Well, it kept on raining, and there was a flood, so much so that Uncle Wiggily’s cellar was full of water, almost up to the floor, and all about, outside the hollow-stump bungalow, there were little lakes and puddles and rivers of rain water in the woods.
“Will it ever stop raining?” asked Nurse Jane, as she stood at the window, looking out. “If it doesn’t, I don’t know what we shall do. I need some things from the store.”
“I’ll get them for you,” said Uncle Wiggily, kindly.
“But how can you, in all this rain?”
“Oh, very easily,” answered the bunny uncle, twinkling his pink nose to make himself bright and cheerful like. “I’ll put on my rubber boots, my raincoat, take an umbrella and go to the store.”
“Well, I’m sure it’s very brave of you to go out in this storm,” said Nurse Jane, “and I hope your rheumatism doesn’t catch cold. But we need some bread, sugar, salt and other things.”

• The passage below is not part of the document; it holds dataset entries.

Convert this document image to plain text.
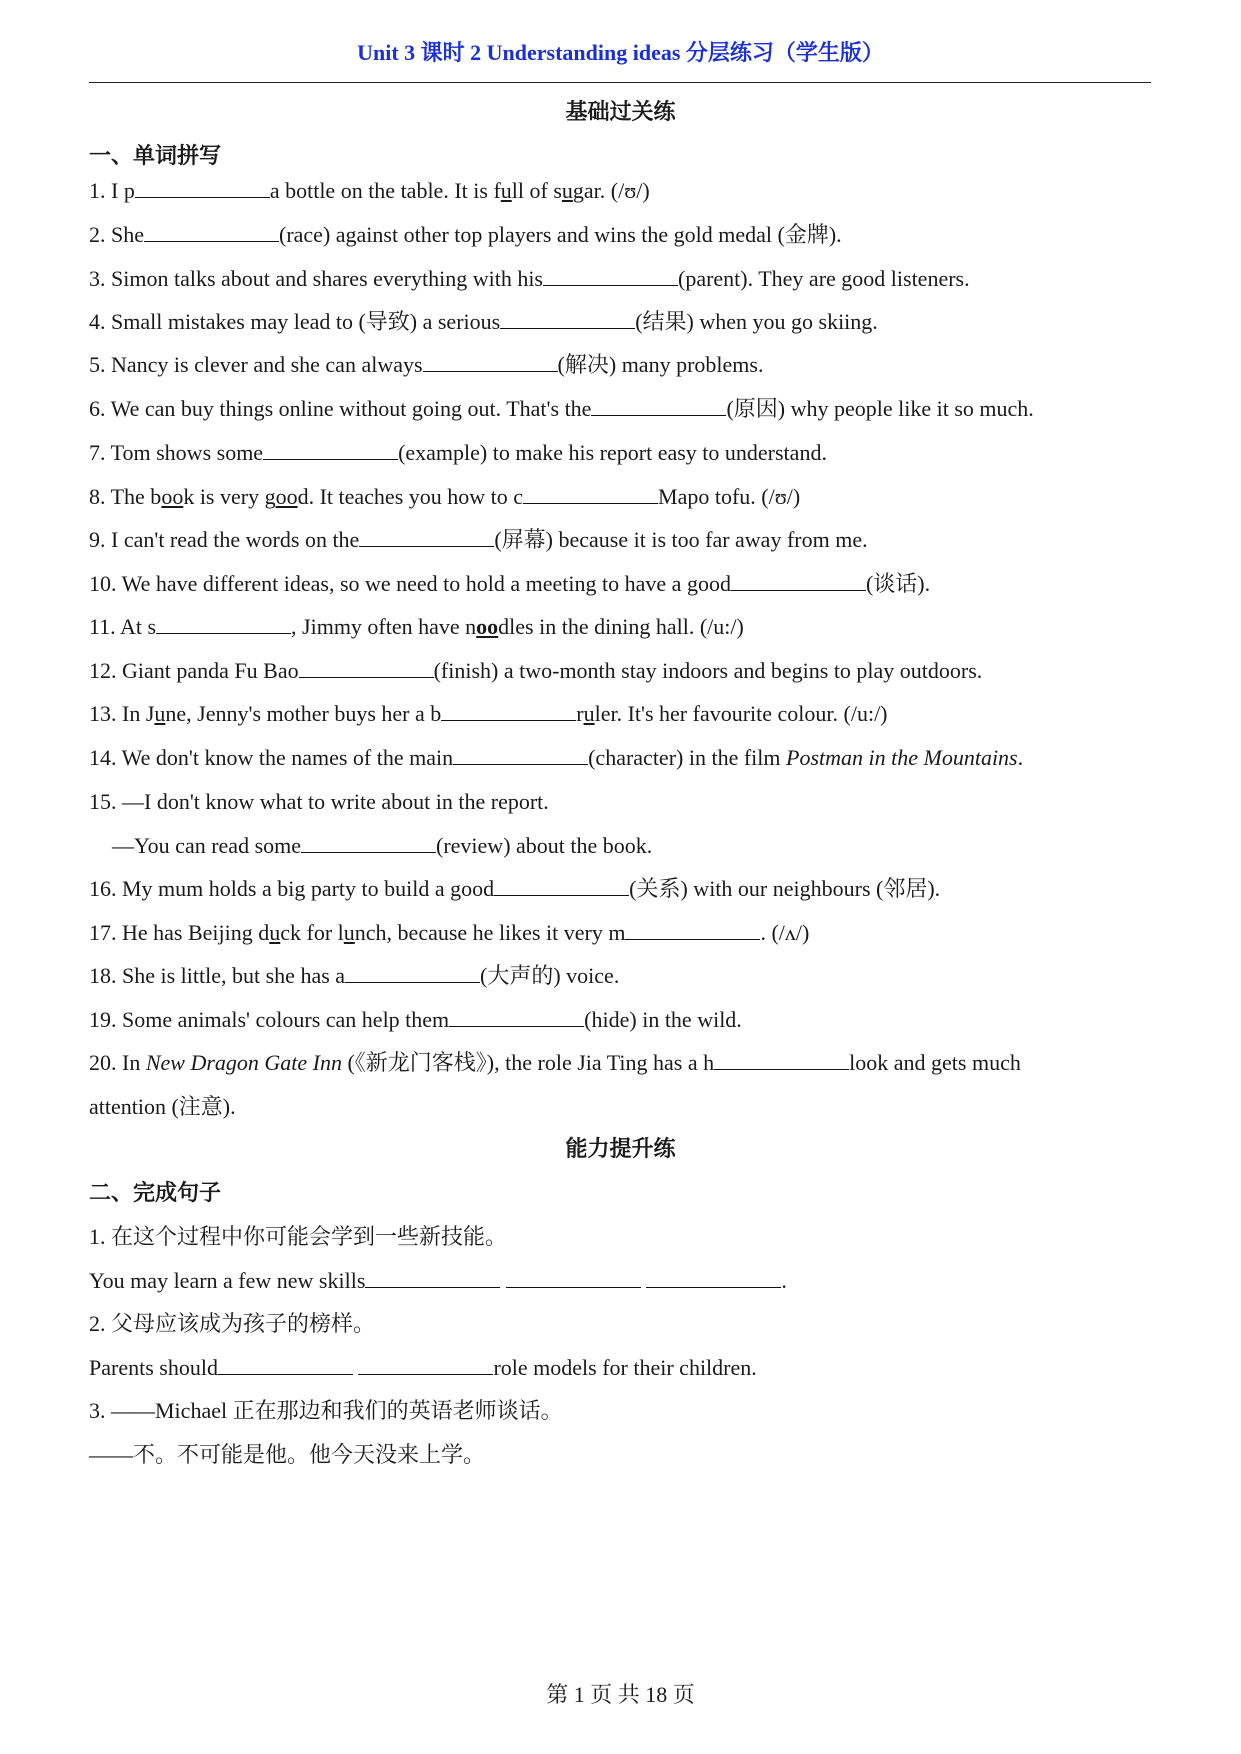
Unit 3 课时 2 Understanding ideas 分层练习（学生版）
基础过关练
一、单词拼写
1. I p	a bottle on the table. It is full of sugar. (/ʊ/)
2. She	(race) against other top players and wins the gold medal (金牌).
3. Simon talks about and shares everything with his	(parent). They are good listeners.
4. Small mistakes may lead to (导致) a serious	(结果) when you go skiing.
5. Nancy is clever and she can always	(解决) many problems.
6. We can buy things online without going out. That's the	(原因) why people like it so much.
7. Tom shows some	(example) to make his report easy to understand.
8. The book is very good. It teaches you how to c	Mapo tofu. (/ʊ/)
9. I can't read the words on the	(屏幕) because it is too far away from me.
10. We have different ideas, so we need to hold a meeting to have a good	(谈话).
11. At s	, Jimmy often have noodles in the dining hall. (/u:/)
12. Giant panda Fu Bao	(finish) a two-month stay indoors and begins to play outdoors.
13. In June, Jenny's mother buys her a b	ruler. It's her favourite colour. (/u:/)
14. We don't know the names of the main	(character) in the film Postman in the Mountains.
15. —I don't know what to write about in the report.
—You can read some	(review) about the book.
16. My mum holds a big party to build a good	(关系) with our neighbours (邻居).
17. He has Beijing duck for lunch, because he likes it very m	. (/ʌ/)
18. She is little, but she has a	(大声的) voice.
19. Some animals' colours can help them	(hide) in the wild.
20. In New Dragon Gate Inn (《新龙门客栈》), the role Jia Ting has a h	look and gets much
attention (注意).
能力提升练
二、完成句子
1. 在这个过程中你可能会学到一些新技能。
You may learn a few new skills	.
2. 父母应该成为孩子的榜样。
Parents should	role models for their children.
3. ——Michael 正在那边和我们的英语老师谈话。
——不。不可能是他。他今天没来上学。
第 1 页 共 18 页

“I’ll get them,” said Uncle Wiggily, and off he started through the storm, well wrapped up so he would get no wetter than could be helped.
The rabbit uncle finally got to the store, and the monkey-doodle gentleman who kept it put in a basket the things Nurse Jane wanted.
He wrapped them in heavy paper, putting some over the top of the basket so in case Uncle Wiggily’s umbrella blew wrong side out the groceries would not get wet.
“Well, I guess everything is going to be all right,” thought Uncle Wiggily to himself, as he hopped along through the rain on his way back to the hollow-stump bungalow. “I don’t believe I’m even going to have an adventure (except now and then splashing into a puddle) for all my coming out in the storm. And I haven’t had an adventure in some time. I really wish something would happen!”